Oscar was alarmed. “Look, you announced he was eating. The hunger strike is over now. The guy should be wolfing raw horsemeat. Why the hell isn’t he eating?”
“He says his stomach aches. He says … well, he says a lot of things. I gotta warn you, you can’t take everything Al says as gospel right now.” Sosik sighed heavily. “Maybe you can talk some sense into him. His wife says you’re great at that.” Sosik reached absently into his trouser pocket. “Dr. Penninger, do you mind if I debug you? Normally we’d have our new security guy doing this, but he’s still in Washington.”
“That’s quite all right,” Greta said.
Sosik swept the air around her body like a weary bishop sprinkling holy water. His device registered nothing in particular.
“Debug me too,” Oscar said. “I insist.”
“It’s a hell of a thing,” Sosik said, pursuing the ritual. “We’ve had Al bugged top to bottom for weeks. His nervous system’s bugged, his bloodstream’s bugged, his stomach is bugged, his colon is bugged. He did public MRI scans, he did PET-scans, he drank tagged apple juice—the inside of his carcass was a goddamn public circus. And when we finally got him off all the monitors, that’s when he goes haywire.”
“The hunger strike got great coverage, Leon. I’m giving you that.”

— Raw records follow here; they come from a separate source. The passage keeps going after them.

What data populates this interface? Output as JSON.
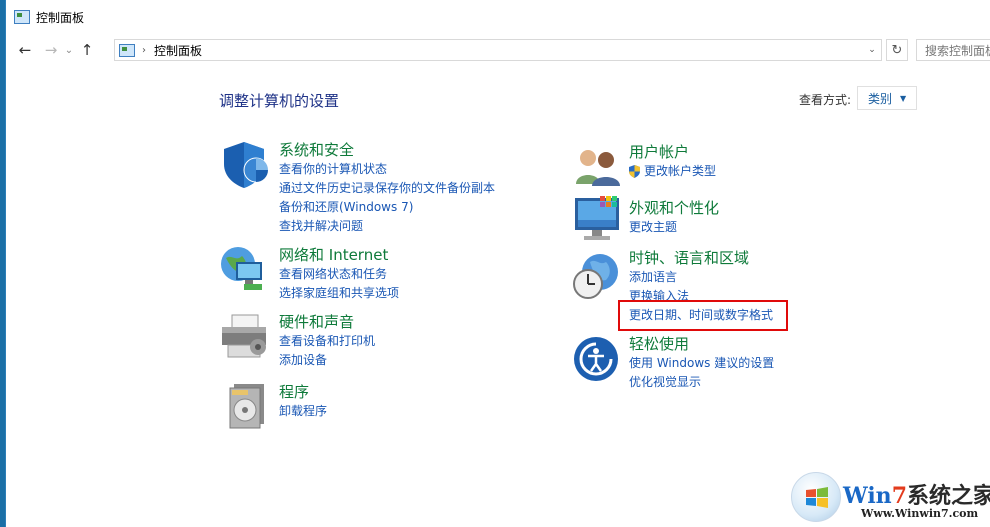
{
  "window": {
    "title": "控制面板",
    "address": "控制面板",
    "search_placeholder": "搜索控制面板"
  },
  "nav": {
    "back": "←",
    "forward": "→",
    "recent": "⌄",
    "up": "↑",
    "breadcrumb_sep": "›",
    "dropdown": "⌄",
    "refresh": "↻"
  },
  "page": {
    "heading": "调整计算机的设置",
    "view_by_label": "查看方式:",
    "view_by_value": "类别",
    "view_by_caret": "▼"
  },
  "categories": {
    "system_security": {
      "title": "系统和安全",
      "links": [
        "查看你的计算机状态",
        "通过文件历史记录保存你的文件备份副本",
        "备份和还原(Windows 7)",
        "查找并解决问题"
      ]
    },
    "network": {
      "title": "网络和 Internet",
      "links": [
        "查看网络状态和任务",
        "选择家庭组和共享选项"
      ]
    },
    "hardware": {
      "title": "硬件和声音",
      "links": [
        "查看设备和打印机",
        "添加设备"
      ]
    },
    "programs": {
      "title": "程序",
      "links": [
        "卸载程序"
      ]
    },
    "user_accounts": {
      "title": "用户帐户",
      "links": [
        "更改帐户类型"
      ]
    },
    "appearance": {
      "title": "外观和个性化",
      "links": [
        "更改主题"
      ]
    },
    "clock_region": {
      "title": "时钟、语言和区域",
      "links": [
        "添加语言",
        "更换输入法",
        "更改日期、时间或数字格式"
      ]
    },
    "ease_of_access": {
      "title": "轻松使用",
      "links": [
        "使用 Windows 建议的设置",
        "优化视觉显示"
      ]
    }
  },
  "watermark": {
    "brand_part1": "Win",
    "brand_part2": "7",
    "brand_part3": "系统之家",
    "url": "Www.Winwin7.com"
  },
  "colors": {
    "category_title": "#0e7a3a",
    "link": "#1a57b4",
    "heading": "#1e3287",
    "highlight_border": "#e00a0a"
  }
}
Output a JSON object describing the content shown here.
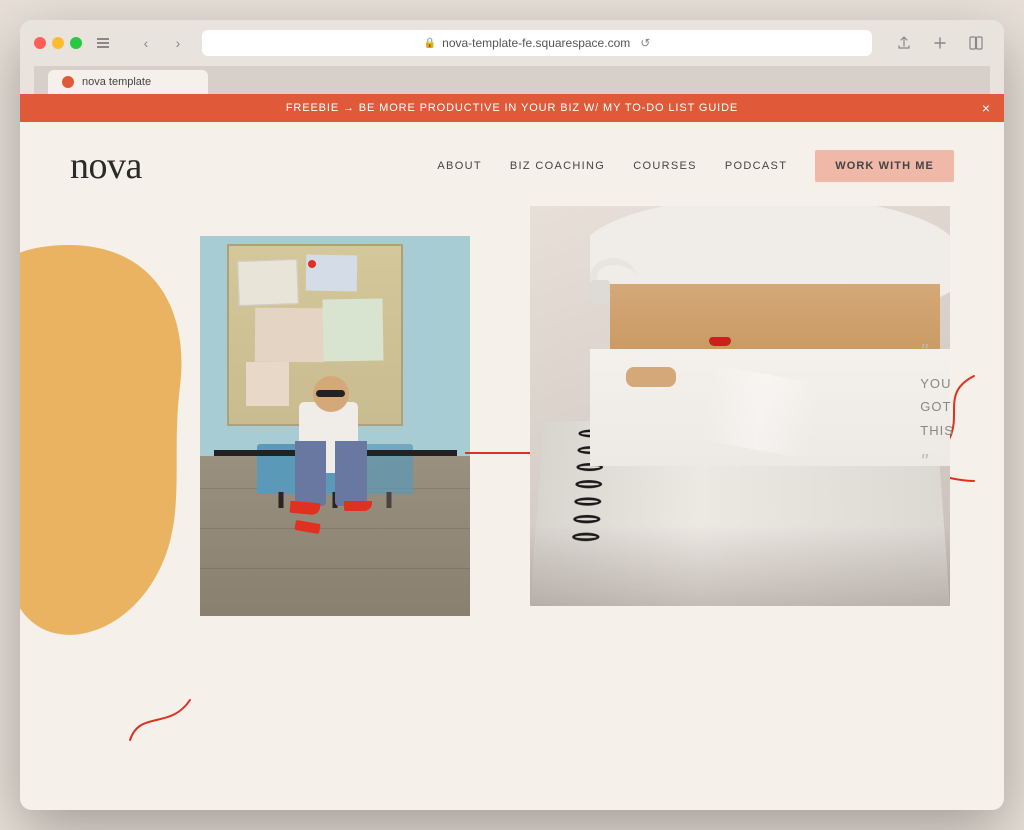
{
  "browser": {
    "url": "nova-template-fe.squarespace.com",
    "tab_label": "nova template"
  },
  "banner": {
    "text": "FREEBIE → BE MORE PRODUCTIVE IN YOUR BIZ W/ MY TO-DO LIST GUIDE",
    "close_label": "×",
    "bg_color": "#e05a3a"
  },
  "nav": {
    "logo": "nova",
    "links": [
      {
        "label": "ABOUT"
      },
      {
        "label": "BIZ COACHING"
      },
      {
        "label": "COURSES"
      },
      {
        "label": "PODCAST"
      }
    ],
    "cta": "WORK WITH ME"
  },
  "quote": {
    "open_mark": "\"",
    "line1": "YOU",
    "line2": "GOT",
    "line3": "THIS",
    "close_mark": "\""
  },
  "colors": {
    "background": "#f5f0ea",
    "banner": "#e05a3a",
    "orange_blob": "#e8a84a",
    "red_accent": "#e03020",
    "cta_button": "#f0b8a8"
  }
}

Sosik put the scanner away. “Sure, but what is it with that crazy scumbag in Louisiana? How the hell did that ever get on the agenda? Al is an architect! We could have stuck with public-works issues, and done just fine.”
“You let him talk you into the idea,” Oscar said.

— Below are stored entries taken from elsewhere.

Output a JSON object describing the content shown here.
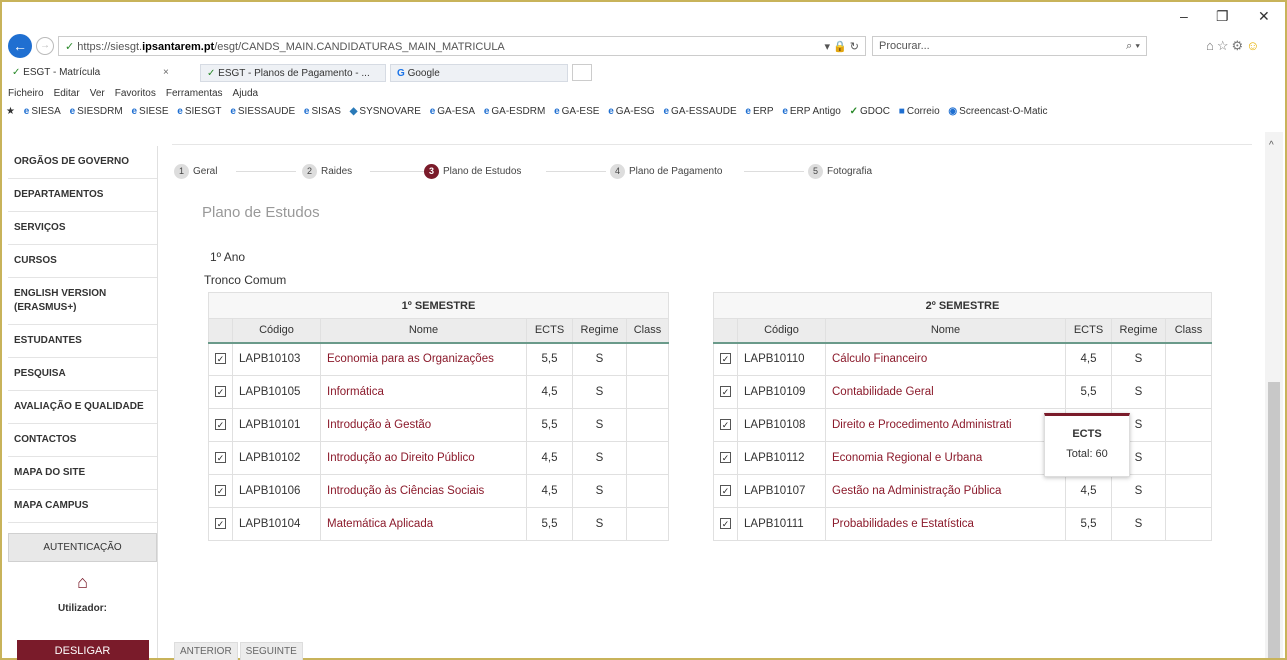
{
  "browser": {
    "url_prefix": "https://siesgt.",
    "url_domain": "ipsantarem.pt",
    "url_path": "/esgt/CANDS_MAIN.CANDIDATURAS_MAIN_MATRICULA",
    "search_placeholder": "Procurar...",
    "tabs": [
      {
        "label": "ESGT - Matrícula"
      },
      {
        "label": "ESGT - Planos de Pagamento - ..."
      },
      {
        "label": "Google"
      }
    ],
    "menu": [
      "Ficheiro",
      "Editar",
      "Ver",
      "Favoritos",
      "Ferramentas",
      "Ajuda"
    ],
    "favorites": [
      "SIESA",
      "SIESDRM",
      "SIESE",
      "SIESGT",
      "SIESSAUDE",
      "SISAS",
      "SYSNOVARE",
      "GA-ESA",
      "GA-ESDRM",
      "GA-ESE",
      "GA-ESG",
      "GA-ESSAUDE",
      "ERP",
      "ERP Antigo",
      "GDOC",
      "Correio",
      "Screencast-O-Matic"
    ]
  },
  "sidebar": {
    "items": [
      "ORGÃOS DE GOVERNO",
      "DEPARTAMENTOS",
      "SERVIÇOS",
      "CURSOS",
      "ENGLISH VERSION (ERASMUS+)",
      "ESTUDANTES",
      "PESQUISA",
      "AVALIAÇÃO E QUALIDADE",
      "CONTACTOS",
      "MAPA DO SITE",
      "MAPA CAMPUS"
    ],
    "auth_header": "AUTENTICAÇÃO",
    "user_label": "Utilizador:",
    "logout": "DESLIGAR"
  },
  "wizard": {
    "steps": [
      {
        "num": "1",
        "label": "Geral"
      },
      {
        "num": "2",
        "label": "Raides"
      },
      {
        "num": "3",
        "label": "Plano de Estudos"
      },
      {
        "num": "4",
        "label": "Plano de Pagamento"
      },
      {
        "num": "5",
        "label": "Fotografia"
      }
    ],
    "active_step": 3
  },
  "main": {
    "section_title": "Plano de Estudos",
    "year": "1º Ano",
    "trunk": "Tronco Comum",
    "columns": [
      "Código",
      "Nome",
      "ECTS",
      "Regime",
      "Class"
    ],
    "sem1": {
      "title": "1º SEMESTRE",
      "rows": [
        {
          "code": "LAPB10103",
          "name": "Economia para as Organizações",
          "ects": "5,5",
          "regime": "S",
          "class": ""
        },
        {
          "code": "LAPB10105",
          "name": "Informática",
          "ects": "4,5",
          "regime": "S",
          "class": ""
        },
        {
          "code": "LAPB10101",
          "name": "Introdução à Gestão",
          "ects": "5,5",
          "regime": "S",
          "class": ""
        },
        {
          "code": "LAPB10102",
          "name": "Introdução ao Direito Público",
          "ects": "4,5",
          "regime": "S",
          "class": ""
        },
        {
          "code": "LAPB10106",
          "name": "Introdução às Ciências Sociais",
          "ects": "4,5",
          "regime": "S",
          "class": ""
        },
        {
          "code": "LAPB10104",
          "name": "Matemática Aplicada",
          "ects": "5,5",
          "regime": "S",
          "class": ""
        }
      ]
    },
    "sem2": {
      "title": "2º SEMESTRE",
      "rows": [
        {
          "code": "LAPB10110",
          "name": "Cálculo Financeiro",
          "ects": "4,5",
          "regime": "S",
          "class": ""
        },
        {
          "code": "LAPB10109",
          "name": "Contabilidade Geral",
          "ects": "5,5",
          "regime": "S",
          "class": ""
        },
        {
          "code": "LAPB10108",
          "name": "Direito e Procedimento Administrati",
          "ects": "",
          "regime": "S",
          "class": ""
        },
        {
          "code": "LAPB10112",
          "name": "Economia Regional e Urbana",
          "ects": "",
          "regime": "S",
          "class": ""
        },
        {
          "code": "LAPB10107",
          "name": "Gestão na Administração Pública",
          "ects": "4,5",
          "regime": "S",
          "class": ""
        },
        {
          "code": "LAPB10111",
          "name": "Probabilidades e Estatística",
          "ects": "5,5",
          "regime": "S",
          "class": ""
        }
      ]
    },
    "ects_tooltip": {
      "title": "ECTS",
      "total": "Total: 60"
    },
    "nav": {
      "prev": "ANTERIOR",
      "next": "SEGUINTE"
    }
  }
}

“I knew it was a goofy idea! It’s just … Well, for Al it made sense. Al’s the kind of guy who can get away with that kind of thing.”
Sosik led them up a glass-and-plastic elevator. Bambakias had caused the former fifth floor to cease to exist, leaving a cavernous contemporary hangar with exposed water pipes, airducts, and elevator cabling, all tastefully done-over in tangerine, turquoise, peach, and Prussian blue.

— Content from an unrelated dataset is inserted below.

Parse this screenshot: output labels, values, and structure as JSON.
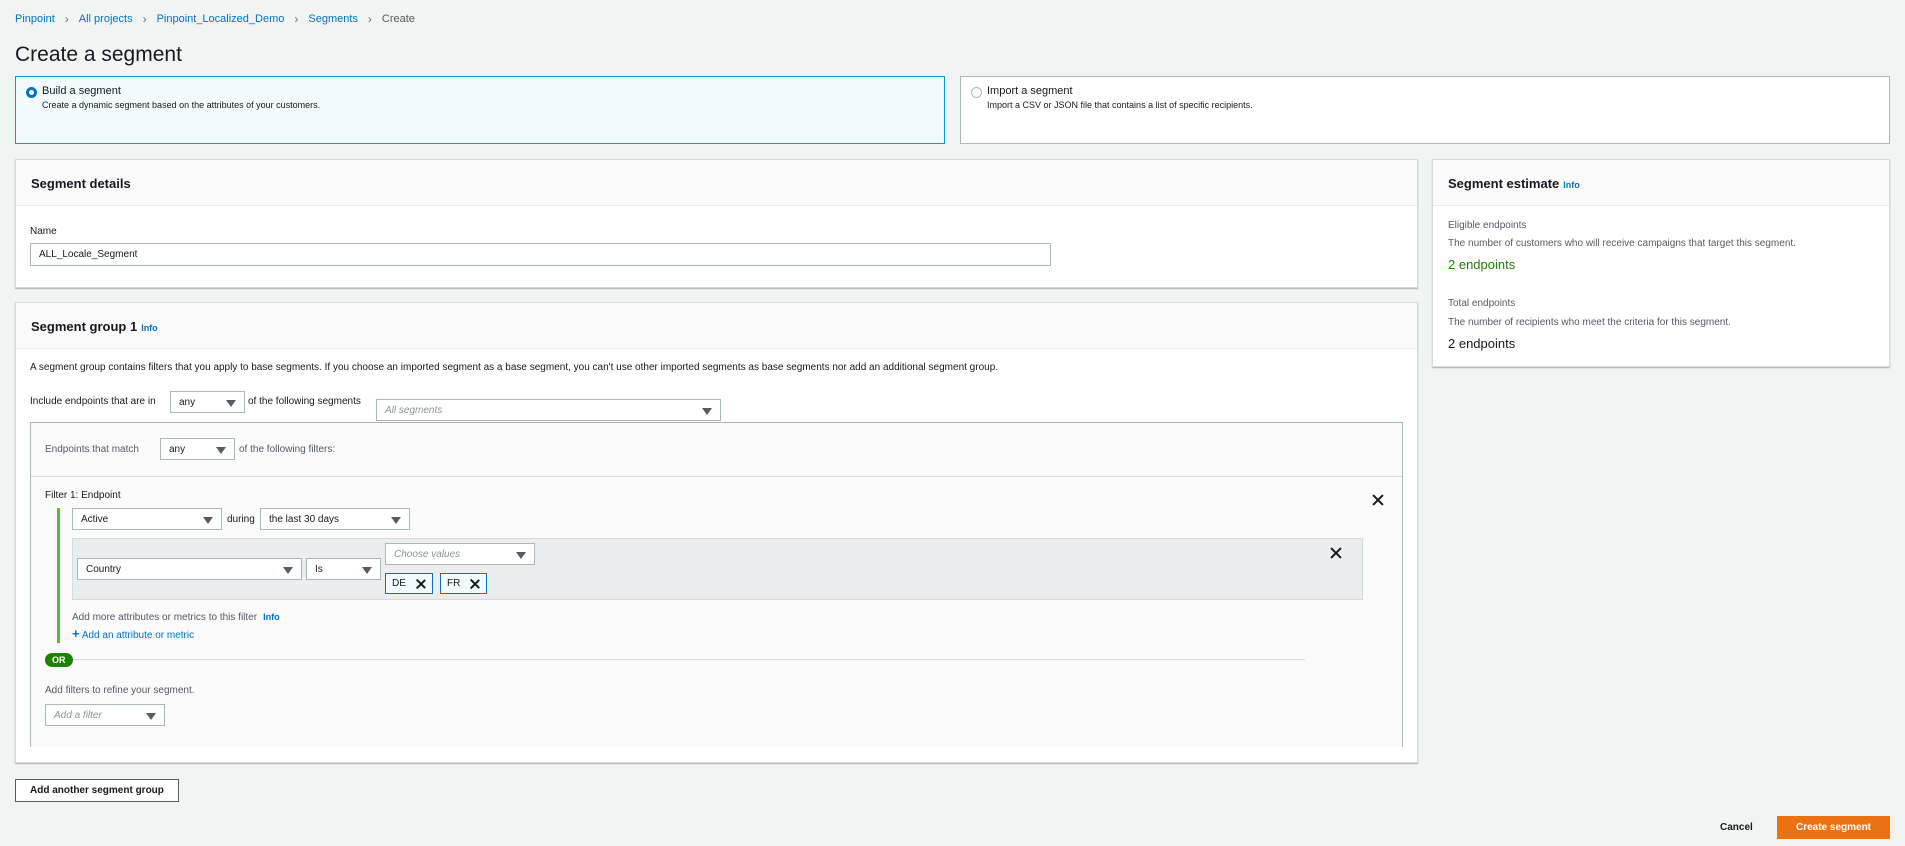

Thirty-five people lived within the offices, Bambakias’s professional krewe. It was both a communal residence and a design center. Sosik led them past ergonomic office chairs, platelike kevlar display tables, and twitching heaps of cybernetic Archiblocks. It was cold outside, so squishy little rivulets of tame steam warmed the bubbled membranes underfoot.
A corner office had been outfitted as a combination media room and medical center. The health monitors were inert now, and lined against a wall, but the screens were alive and silent, flicking methodically over their feeds.
The Senator was lying naked and facedown on a massage table, with a towel across his rump. A krewe masseur was working at his neck and shoulders.